P-values quoted in most studies should have been corrected for multiple testing in some way, though there are several different ways for correction. In the simplest method, the Bonferroni correction, this means simply dividing the p-value expected for significance by the number of hypothesis tested, so that the 0.05 cut-off becomes 5*10^-8 for a million SNP study. However, this sort of correction is counter-intuitive as the interpretation of a finding depends on number of tests performed. Indeed, this method leads to high rate of type 2 errors (false negatives) and is usually not advised.

A popular alternative is False Discovery Rate, FDR, which is the expected rate of associations deemed significant that are nonetheless false. Thus an FDR of 0.05 would imply 5% of the associations deemed significant at that level would be expected to be by chance (in simpler words, it has a 5% chance of being a false discovery), as opposed to the unmodified p-value of 0.05 where the 5% would be out of the whole set of hypothesis (SNP's) tested.

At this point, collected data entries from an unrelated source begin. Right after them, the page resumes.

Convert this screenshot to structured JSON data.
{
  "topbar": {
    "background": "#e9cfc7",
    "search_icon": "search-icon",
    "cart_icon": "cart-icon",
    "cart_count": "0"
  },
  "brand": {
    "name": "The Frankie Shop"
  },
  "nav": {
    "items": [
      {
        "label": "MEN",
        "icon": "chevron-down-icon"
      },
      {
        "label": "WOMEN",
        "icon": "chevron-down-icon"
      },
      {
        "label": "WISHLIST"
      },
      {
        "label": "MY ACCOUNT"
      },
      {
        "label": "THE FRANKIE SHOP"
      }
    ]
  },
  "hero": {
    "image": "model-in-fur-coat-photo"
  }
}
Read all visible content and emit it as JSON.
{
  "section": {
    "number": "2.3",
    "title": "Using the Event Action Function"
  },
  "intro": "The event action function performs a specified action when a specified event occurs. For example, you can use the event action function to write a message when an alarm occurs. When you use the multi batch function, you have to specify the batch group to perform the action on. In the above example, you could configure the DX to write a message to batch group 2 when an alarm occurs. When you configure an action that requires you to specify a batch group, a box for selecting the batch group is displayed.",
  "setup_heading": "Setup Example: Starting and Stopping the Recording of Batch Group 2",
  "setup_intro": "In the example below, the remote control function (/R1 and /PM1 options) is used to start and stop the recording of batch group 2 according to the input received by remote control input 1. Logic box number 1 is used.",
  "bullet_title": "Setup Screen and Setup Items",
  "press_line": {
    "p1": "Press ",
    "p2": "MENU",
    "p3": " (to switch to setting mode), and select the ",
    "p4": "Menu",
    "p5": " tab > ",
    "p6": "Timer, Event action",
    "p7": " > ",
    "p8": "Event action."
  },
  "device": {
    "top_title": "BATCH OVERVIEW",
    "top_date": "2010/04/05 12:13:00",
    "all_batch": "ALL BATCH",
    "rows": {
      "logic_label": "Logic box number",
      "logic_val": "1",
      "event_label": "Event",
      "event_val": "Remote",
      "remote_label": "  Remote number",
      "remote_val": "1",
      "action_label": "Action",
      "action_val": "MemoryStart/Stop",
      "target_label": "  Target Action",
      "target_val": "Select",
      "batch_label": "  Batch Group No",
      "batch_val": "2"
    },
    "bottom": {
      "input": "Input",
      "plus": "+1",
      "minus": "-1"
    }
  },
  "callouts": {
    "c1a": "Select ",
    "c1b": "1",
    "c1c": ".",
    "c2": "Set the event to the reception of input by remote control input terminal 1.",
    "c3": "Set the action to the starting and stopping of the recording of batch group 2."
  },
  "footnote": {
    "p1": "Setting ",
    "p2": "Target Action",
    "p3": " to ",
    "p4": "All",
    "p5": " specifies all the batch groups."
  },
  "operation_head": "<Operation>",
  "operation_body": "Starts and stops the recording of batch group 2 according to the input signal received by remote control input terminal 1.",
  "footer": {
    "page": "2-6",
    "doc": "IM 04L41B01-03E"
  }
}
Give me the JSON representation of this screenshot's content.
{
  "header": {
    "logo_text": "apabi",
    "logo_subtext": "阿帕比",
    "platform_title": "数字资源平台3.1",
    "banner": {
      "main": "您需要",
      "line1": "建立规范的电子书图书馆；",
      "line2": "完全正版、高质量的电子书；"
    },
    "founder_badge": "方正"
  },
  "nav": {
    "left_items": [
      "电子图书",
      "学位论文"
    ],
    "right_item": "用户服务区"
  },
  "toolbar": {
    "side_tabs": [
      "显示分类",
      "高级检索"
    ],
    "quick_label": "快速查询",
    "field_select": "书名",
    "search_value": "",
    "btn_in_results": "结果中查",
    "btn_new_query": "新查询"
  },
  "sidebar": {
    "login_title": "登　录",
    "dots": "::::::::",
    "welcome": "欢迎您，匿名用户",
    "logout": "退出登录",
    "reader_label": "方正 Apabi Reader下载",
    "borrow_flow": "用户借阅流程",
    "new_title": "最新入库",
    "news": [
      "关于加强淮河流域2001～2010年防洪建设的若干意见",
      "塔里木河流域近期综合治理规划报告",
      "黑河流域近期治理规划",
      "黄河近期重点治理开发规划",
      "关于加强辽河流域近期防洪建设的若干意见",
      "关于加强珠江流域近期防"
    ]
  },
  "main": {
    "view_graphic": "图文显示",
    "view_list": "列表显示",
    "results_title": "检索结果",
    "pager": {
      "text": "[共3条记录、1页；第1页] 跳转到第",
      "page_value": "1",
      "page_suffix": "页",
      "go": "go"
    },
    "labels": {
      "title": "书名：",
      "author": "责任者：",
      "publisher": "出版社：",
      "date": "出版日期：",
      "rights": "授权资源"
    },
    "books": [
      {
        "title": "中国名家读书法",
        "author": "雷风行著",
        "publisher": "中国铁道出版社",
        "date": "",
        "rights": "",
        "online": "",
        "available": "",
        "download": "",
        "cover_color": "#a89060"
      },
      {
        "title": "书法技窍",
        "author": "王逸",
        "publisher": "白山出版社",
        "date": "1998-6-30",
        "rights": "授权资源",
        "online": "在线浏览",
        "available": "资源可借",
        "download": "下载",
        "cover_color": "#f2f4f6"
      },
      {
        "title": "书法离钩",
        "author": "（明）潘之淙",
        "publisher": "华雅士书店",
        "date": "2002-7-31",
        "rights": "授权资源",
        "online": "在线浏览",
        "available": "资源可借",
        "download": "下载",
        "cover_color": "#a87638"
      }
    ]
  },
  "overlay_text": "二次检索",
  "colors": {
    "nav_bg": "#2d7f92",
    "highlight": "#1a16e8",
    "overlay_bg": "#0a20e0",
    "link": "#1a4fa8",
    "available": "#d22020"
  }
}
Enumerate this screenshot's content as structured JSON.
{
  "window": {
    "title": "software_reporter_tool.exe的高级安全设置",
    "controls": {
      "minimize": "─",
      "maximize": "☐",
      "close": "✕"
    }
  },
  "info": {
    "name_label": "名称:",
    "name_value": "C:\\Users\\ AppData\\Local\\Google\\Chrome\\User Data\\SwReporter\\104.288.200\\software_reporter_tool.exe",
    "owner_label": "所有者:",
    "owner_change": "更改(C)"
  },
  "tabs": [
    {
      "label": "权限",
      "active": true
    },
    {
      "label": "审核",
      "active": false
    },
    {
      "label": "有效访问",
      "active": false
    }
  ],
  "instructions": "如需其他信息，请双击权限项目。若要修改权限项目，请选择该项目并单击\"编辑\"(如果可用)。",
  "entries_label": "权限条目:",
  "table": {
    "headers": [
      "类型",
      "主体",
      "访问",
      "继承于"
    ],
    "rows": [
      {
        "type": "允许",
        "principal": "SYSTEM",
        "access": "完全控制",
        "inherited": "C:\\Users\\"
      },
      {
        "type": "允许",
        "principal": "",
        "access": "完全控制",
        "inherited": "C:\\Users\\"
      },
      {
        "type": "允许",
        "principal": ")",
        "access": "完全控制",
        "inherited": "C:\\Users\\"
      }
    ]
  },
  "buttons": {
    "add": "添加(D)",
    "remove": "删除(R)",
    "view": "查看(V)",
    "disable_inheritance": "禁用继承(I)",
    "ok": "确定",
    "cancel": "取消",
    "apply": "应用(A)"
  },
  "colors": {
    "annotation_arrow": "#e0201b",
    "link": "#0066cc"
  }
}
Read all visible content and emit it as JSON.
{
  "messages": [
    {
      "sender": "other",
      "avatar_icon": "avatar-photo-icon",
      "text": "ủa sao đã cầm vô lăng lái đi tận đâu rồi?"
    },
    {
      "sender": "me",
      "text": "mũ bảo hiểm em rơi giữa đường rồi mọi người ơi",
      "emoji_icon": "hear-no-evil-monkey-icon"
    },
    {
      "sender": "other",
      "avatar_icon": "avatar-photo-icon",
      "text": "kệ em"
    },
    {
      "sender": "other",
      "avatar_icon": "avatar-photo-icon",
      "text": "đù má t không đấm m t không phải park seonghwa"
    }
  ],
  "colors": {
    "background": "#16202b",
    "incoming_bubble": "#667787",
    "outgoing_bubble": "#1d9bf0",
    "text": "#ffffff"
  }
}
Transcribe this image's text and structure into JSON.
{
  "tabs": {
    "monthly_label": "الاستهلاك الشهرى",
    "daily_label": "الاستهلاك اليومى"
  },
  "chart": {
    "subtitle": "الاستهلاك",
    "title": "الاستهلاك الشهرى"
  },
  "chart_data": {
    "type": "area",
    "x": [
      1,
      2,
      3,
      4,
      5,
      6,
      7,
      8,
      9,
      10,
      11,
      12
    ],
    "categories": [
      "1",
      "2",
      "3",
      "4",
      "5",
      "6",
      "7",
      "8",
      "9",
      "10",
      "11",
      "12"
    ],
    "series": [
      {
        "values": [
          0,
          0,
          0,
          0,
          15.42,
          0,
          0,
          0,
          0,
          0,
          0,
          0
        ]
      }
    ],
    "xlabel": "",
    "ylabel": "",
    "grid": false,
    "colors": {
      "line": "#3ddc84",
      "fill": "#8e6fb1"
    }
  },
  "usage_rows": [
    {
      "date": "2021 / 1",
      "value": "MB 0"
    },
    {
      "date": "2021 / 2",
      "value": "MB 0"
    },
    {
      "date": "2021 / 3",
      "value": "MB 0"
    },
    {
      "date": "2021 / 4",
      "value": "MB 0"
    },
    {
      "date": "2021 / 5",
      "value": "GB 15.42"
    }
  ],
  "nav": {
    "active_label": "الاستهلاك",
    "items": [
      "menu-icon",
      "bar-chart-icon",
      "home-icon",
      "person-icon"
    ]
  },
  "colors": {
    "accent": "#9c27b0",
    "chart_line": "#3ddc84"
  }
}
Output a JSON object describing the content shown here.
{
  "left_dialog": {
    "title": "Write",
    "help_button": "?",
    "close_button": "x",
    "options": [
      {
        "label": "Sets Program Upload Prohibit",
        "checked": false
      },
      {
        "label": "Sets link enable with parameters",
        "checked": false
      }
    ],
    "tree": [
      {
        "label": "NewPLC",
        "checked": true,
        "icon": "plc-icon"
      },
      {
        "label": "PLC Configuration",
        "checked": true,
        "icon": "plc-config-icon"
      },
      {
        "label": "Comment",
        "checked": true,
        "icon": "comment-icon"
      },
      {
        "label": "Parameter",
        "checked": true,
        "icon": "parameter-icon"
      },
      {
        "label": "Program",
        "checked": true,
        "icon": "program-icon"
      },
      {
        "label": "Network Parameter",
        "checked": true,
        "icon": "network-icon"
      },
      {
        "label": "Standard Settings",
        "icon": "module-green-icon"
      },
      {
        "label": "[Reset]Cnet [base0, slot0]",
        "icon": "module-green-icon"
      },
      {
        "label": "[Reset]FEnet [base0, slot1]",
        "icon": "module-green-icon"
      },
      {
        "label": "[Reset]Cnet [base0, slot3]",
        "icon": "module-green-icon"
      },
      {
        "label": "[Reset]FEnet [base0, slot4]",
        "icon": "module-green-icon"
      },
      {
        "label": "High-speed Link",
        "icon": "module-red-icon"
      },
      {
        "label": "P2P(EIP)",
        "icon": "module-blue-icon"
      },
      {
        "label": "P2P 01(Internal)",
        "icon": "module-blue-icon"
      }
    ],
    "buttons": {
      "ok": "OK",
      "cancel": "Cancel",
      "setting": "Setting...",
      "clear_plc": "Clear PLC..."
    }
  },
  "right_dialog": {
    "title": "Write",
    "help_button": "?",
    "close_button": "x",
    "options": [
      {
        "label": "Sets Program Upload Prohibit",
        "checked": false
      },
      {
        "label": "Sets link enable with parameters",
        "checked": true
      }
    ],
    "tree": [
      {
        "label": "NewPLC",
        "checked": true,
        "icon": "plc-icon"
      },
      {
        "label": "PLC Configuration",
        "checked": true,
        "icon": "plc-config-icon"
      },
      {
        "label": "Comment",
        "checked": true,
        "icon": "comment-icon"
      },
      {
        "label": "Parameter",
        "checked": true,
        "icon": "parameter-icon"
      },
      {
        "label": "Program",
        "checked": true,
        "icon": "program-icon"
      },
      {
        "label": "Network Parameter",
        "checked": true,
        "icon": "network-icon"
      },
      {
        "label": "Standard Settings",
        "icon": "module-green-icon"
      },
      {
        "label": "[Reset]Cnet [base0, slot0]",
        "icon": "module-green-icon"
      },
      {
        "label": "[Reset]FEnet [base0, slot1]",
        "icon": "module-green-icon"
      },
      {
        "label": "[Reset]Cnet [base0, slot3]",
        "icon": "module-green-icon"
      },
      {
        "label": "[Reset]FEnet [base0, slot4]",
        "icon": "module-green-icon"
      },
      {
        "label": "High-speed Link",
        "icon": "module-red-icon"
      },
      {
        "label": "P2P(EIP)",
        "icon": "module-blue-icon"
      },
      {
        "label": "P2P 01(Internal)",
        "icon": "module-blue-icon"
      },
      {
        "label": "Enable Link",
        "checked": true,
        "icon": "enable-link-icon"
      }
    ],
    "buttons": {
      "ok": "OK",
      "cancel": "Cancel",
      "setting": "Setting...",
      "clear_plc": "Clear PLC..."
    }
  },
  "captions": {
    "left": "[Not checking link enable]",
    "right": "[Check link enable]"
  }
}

A similar problem occurs when individuals one million SNP's are compared against a large database. Some small percentage of those SNP's have been mis-called, but even at 0.5% that would still be 500 SNP's out of a million, though as most SNP's have no known function it's rare but possible for these to show up as malignant variations. A larger amount of the associations in the database will be false positives, however. If ten thousand studies have been performed with one million SNP's each, this amounts to thousand million or 10^10 hypotheses tested. Assuming each one to be independent, an unmodified p-value of 10^-10 would still mean one expected false positive for an individual. This cautions strongly against simply looking at a list of matched associations, though most studies present some theory for how the association works, and the best ones replicate the finding in a second group significantly reducing the probability of false positive by random chance.